Father Zulehner, the Austrian sociologist, said some of the statistics need interpreting.
Just as the U.S. Catholic Church has been boosted by immigrants, the
European church also has seen an influx of Catholics from the developing
world who have brought elements of their own religious culture and
spirituality with them, leading to a more diverse church, Father
Zulehner said.
"We're witnessing pluralization rather than secularization, as members of all faiths and none live and work together," he said.
"This process of opening up could revive the Christian faith in Europe
by dispelling old stereotypes about our thousand-year Christian
history," the priest added.
Wilkins thinks the new pope's ideals of poverty and simplicity could
also instill a new dynamism that could lead Catholics to rethink their
priorities. The image of "a pope of austerity for an age of austerity"
could well prove attractive, he said.
"This emphasis on putting the poor first could echo right through the church here," Wilkins said.
"When the church's credibility has been badly damaged, he offers the
kind of priestly authenticity we need.
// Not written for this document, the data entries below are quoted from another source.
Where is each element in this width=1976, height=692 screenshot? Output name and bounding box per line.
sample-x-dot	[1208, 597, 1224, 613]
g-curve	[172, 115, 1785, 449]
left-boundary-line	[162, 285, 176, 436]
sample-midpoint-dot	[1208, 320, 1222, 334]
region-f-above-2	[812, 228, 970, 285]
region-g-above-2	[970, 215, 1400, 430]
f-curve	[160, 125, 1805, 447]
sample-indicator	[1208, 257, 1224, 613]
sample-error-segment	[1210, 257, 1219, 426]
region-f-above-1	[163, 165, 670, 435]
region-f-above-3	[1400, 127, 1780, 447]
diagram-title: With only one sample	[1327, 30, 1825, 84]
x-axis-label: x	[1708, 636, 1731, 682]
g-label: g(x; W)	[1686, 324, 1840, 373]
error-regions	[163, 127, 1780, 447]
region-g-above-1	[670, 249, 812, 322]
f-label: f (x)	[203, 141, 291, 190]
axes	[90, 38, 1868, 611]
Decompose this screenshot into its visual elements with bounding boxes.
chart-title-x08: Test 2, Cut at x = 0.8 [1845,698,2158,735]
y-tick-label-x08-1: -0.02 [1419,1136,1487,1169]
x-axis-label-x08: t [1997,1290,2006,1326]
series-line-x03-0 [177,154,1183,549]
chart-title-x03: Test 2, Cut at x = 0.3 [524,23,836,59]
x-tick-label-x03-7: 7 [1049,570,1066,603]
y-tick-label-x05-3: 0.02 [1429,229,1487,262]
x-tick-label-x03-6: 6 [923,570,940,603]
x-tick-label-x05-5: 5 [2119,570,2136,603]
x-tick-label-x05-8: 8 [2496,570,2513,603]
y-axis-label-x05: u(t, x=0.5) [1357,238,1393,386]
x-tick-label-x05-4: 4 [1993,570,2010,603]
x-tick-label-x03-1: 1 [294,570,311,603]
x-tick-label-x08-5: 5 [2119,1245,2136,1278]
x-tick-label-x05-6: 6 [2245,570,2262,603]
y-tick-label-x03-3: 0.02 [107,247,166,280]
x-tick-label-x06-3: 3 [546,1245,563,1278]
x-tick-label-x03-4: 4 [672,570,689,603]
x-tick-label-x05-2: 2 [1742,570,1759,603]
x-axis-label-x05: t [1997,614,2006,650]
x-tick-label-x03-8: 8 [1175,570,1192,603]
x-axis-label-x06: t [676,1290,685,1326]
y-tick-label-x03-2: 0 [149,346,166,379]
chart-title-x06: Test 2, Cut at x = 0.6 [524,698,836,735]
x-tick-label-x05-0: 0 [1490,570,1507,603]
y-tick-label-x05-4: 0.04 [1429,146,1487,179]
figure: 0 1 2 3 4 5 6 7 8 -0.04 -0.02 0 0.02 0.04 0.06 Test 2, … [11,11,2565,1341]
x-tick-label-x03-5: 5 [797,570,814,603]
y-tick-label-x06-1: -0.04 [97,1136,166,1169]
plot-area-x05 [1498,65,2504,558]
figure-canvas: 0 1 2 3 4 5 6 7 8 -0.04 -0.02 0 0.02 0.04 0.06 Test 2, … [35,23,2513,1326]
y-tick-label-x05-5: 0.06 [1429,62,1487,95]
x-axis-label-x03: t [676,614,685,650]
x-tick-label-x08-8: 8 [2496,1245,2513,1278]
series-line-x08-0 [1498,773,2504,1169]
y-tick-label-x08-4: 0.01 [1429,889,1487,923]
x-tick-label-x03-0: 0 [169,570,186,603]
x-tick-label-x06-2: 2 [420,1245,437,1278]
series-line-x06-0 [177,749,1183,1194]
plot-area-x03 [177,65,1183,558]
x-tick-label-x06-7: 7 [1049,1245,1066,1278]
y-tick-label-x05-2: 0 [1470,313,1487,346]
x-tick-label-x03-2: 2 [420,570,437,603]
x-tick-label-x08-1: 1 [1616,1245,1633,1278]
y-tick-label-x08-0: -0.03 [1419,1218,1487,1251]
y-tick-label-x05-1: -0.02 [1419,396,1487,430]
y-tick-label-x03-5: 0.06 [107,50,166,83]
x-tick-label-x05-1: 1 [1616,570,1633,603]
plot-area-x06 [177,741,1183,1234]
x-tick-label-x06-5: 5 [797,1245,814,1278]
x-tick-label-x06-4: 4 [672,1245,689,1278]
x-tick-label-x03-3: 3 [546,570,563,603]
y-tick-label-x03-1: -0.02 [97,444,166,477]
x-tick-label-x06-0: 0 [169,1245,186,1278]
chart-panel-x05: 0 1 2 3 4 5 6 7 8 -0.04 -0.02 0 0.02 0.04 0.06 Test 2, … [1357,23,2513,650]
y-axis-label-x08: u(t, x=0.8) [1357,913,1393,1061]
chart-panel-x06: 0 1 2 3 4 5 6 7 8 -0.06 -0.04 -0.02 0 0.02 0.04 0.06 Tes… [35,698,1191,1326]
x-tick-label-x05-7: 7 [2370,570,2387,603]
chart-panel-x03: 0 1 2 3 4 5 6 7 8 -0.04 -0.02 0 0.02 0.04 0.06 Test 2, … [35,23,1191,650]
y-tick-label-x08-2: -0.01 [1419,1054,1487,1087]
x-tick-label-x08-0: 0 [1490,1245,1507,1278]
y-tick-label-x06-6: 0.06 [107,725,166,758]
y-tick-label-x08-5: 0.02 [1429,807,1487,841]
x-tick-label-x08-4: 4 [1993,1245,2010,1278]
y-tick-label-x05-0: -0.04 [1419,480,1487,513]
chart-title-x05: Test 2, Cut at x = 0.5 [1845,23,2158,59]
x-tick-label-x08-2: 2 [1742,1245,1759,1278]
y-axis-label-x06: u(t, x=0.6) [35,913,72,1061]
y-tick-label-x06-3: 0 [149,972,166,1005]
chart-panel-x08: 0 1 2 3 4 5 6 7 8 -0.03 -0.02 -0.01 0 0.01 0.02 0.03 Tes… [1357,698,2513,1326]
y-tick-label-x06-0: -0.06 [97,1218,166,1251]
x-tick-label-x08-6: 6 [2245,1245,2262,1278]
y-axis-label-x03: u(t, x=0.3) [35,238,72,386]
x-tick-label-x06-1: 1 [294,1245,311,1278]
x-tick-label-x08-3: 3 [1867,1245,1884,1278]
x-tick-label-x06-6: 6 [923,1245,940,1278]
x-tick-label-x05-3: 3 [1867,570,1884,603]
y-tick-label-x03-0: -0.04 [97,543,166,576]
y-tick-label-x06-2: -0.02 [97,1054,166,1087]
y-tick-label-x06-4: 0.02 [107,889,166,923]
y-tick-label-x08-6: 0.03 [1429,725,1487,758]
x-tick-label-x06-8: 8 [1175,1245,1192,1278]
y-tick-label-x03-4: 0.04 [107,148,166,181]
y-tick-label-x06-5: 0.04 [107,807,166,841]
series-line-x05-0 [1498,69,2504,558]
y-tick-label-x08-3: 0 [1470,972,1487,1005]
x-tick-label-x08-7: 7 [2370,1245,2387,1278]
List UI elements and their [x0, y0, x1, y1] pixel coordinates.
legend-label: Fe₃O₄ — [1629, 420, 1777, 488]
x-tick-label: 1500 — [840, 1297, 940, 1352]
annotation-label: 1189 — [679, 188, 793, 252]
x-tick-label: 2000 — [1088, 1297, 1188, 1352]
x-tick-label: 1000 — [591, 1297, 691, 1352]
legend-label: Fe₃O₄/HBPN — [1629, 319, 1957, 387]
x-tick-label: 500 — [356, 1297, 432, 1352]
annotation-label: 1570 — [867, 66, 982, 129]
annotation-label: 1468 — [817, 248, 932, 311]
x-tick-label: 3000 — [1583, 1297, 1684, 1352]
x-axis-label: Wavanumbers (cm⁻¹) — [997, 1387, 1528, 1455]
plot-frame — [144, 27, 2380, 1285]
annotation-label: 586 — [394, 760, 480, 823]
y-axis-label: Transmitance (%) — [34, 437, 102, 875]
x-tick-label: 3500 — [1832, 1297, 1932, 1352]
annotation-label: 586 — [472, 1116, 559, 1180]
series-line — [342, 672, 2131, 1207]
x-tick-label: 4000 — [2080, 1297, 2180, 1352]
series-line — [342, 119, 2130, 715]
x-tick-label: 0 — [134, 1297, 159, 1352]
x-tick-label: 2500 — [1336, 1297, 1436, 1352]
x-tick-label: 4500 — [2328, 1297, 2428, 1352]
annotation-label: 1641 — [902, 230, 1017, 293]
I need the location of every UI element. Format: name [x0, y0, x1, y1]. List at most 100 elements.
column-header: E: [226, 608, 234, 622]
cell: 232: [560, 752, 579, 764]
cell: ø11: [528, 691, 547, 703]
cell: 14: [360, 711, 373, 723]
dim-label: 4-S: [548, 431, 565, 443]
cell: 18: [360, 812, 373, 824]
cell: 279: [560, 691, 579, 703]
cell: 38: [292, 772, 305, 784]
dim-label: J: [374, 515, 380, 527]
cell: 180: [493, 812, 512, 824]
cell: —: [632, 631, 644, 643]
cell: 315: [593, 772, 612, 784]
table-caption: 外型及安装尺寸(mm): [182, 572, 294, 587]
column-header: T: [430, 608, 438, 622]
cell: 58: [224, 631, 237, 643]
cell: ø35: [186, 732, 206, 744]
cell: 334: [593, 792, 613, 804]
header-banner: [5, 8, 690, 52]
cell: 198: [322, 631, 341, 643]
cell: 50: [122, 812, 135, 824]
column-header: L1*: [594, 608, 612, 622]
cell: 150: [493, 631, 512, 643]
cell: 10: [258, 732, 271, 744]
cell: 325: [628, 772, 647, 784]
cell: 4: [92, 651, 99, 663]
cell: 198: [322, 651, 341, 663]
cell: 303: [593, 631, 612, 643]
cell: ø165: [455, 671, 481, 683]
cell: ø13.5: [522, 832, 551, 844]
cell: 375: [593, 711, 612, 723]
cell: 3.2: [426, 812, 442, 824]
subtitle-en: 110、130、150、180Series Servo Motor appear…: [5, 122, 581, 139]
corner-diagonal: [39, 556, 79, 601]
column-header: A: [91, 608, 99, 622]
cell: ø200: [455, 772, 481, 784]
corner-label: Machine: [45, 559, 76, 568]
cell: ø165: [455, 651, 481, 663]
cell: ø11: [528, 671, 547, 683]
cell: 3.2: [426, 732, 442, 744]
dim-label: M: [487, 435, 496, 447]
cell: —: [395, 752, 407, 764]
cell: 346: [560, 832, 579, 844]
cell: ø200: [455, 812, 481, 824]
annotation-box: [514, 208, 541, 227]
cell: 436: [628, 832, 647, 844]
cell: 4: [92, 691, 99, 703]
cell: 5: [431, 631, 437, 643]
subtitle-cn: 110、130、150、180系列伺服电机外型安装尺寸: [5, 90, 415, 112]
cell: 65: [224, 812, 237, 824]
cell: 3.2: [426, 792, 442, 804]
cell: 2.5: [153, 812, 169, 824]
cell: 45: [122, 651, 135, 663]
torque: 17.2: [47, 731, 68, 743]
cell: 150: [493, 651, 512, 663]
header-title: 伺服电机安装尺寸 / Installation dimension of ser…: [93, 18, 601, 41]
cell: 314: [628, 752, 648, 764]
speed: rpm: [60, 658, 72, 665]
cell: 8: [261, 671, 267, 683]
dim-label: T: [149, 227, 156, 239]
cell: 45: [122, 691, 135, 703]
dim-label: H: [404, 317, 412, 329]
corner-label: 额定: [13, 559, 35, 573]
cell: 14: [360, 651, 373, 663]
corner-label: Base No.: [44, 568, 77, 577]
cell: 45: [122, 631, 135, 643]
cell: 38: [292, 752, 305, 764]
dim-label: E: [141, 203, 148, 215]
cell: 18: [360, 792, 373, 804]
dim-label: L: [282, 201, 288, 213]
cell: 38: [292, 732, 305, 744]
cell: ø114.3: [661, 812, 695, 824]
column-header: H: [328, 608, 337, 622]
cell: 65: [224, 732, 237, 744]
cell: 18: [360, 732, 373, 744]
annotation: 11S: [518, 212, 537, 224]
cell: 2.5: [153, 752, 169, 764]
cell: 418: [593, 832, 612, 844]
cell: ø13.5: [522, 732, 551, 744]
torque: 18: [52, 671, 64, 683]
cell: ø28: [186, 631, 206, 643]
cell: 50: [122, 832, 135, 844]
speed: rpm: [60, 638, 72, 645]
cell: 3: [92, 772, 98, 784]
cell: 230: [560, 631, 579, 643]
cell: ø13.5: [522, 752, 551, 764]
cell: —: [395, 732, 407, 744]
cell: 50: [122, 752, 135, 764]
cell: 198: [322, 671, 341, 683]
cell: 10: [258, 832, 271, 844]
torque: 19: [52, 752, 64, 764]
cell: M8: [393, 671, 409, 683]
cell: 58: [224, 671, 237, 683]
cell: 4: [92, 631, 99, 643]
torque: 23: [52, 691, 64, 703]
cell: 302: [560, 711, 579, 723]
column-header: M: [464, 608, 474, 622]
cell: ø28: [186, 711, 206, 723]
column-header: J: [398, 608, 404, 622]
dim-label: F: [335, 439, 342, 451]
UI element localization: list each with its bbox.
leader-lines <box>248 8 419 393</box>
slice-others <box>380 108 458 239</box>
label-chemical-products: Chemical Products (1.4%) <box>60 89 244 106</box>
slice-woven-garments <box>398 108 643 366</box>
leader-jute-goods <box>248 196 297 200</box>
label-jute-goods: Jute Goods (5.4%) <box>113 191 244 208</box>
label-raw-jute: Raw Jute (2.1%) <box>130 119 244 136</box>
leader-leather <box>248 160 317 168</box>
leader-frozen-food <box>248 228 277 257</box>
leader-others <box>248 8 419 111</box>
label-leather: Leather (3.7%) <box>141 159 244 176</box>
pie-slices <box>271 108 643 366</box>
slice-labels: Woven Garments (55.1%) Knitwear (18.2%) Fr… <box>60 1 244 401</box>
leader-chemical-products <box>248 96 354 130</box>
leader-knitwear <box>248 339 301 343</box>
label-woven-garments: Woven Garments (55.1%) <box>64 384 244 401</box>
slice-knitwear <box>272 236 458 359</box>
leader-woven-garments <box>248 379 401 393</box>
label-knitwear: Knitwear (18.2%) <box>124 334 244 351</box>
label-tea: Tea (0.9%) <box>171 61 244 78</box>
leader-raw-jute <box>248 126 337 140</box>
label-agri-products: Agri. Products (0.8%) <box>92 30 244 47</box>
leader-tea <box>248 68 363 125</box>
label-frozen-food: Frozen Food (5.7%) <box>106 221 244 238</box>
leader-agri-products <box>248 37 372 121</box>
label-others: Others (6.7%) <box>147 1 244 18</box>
I think Europeans will see the
gifts a pope from outside has to offer."
Father Zulehner agreed.
If the church's tarnished image could be changed, the Austrian priest
said, Europeans searching for God could be brought into a new encounter
with the Catholic faith.
"The arrival of a pope from another world, unconnected with the medieval
background of European Catholicism, could create a modernizing drive,"
he said.
"The demographic changes can't be reversed, and the Eurocentric era is
clearly over. But if this helps European Catholics think as part of the
universal church, it'll be a good sign for the future."